Ahead of a summit of this week’s Collective Security Treaty Organization, which Armenian leaders have said they will not attend, the group’s leadership announced that it will continue “to work on sending an observation mission to Armenia.”
Last week, Prime Minister Nikol Pashinyan told President Alexander Lukashenko of Belarus, who will be hosting the CSTO summit in Minsk, the country’s capital, that he will not attend the gathering. Armenia’s foreign and defense ministers announced Tuesday that they, too, will not attend the summit.
During the same summit that took place in Yerevan last year, Armenia complained that the Russian-led security bloc, which has a mandate to defend its member-states, did not adequately condemn Azerbaijan for breaching Armenia’s borders and territorial integrity when it launched a massive attack on the Syunik province in September, 2022. Thus, Yerevan did not sign on to a statement that would compel the CSTO to send a monitoring mission.
In recent weeks, Pashinyan publicly has said that the CSTO’s failure to identify Azerbaijan as the aggressor signaled the bloc’s disrespect for Armenia’s territorial integrity.
In a statement on Tuesday, the CSTO Secretariat echoed the organization’s Secretary-General Imangali Tasmagambetov who told Lukashenko last with that Yerevan had asked the CSTO to remove the issue of providing military assistance to Armenia from the organization’s agenda.
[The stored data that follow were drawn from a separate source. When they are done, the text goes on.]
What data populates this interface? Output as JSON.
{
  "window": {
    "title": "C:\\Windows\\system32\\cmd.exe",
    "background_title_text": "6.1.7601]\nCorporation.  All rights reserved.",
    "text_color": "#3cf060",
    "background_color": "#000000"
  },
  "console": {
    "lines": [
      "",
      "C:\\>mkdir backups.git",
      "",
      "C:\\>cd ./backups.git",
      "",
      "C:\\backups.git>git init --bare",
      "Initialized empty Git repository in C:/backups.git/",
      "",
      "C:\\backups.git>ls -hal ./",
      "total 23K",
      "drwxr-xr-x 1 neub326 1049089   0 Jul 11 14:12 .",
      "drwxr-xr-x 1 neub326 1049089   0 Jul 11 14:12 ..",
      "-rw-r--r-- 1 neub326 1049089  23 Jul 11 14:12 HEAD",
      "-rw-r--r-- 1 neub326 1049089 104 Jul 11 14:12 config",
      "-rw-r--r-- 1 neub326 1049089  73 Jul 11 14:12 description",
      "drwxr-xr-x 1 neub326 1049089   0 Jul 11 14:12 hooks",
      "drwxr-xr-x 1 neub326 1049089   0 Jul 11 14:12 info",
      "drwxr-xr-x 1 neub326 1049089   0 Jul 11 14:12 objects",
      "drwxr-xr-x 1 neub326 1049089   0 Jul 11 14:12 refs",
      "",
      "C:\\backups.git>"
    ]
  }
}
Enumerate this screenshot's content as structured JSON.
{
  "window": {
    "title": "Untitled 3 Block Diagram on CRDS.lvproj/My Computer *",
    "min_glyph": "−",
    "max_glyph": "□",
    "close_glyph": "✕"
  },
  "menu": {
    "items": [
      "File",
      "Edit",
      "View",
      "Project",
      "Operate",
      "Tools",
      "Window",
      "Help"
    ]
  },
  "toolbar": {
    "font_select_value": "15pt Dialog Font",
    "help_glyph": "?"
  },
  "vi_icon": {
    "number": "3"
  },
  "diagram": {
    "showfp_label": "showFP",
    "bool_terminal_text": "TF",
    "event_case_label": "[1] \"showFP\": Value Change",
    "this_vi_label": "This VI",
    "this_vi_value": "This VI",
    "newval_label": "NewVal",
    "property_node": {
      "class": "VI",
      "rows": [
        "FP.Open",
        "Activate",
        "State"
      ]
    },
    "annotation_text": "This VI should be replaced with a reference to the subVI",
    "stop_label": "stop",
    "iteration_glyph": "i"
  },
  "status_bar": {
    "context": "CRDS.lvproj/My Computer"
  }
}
“Out of the 34 decisions made at the Collective Security Council meeting [in Yerevan] in November last year, only two have not been implemented. One of them was the re-editing of the Council’s decision on assistance to Armenia. Despite the fact that all other allies supported this decision, the Armenian side did not show any interest in that document. Moreover, at the final stage of the work on the document the Armenian side asked for it to be removed from the agenda altogether,” Tasmagambetov said.
Explaining his decision to skip the Minsk summit, Pashinyan told parliament earlier this month that the “fundamental problem” with the CSTO was that this organization has refused “to de-jure determine its area of responsibility in Armenia.”
“In these conditions this could mean that by silently participating [in the summit] we could join the logic that would question Armenia’s territorial integrity and sovereignty. We can’t allow ourselves to do such a thing, and by making such decisions [not to attend CSTO gatherings] we give the CSTO and ourselves time to think over further actions,” Pashinyan said.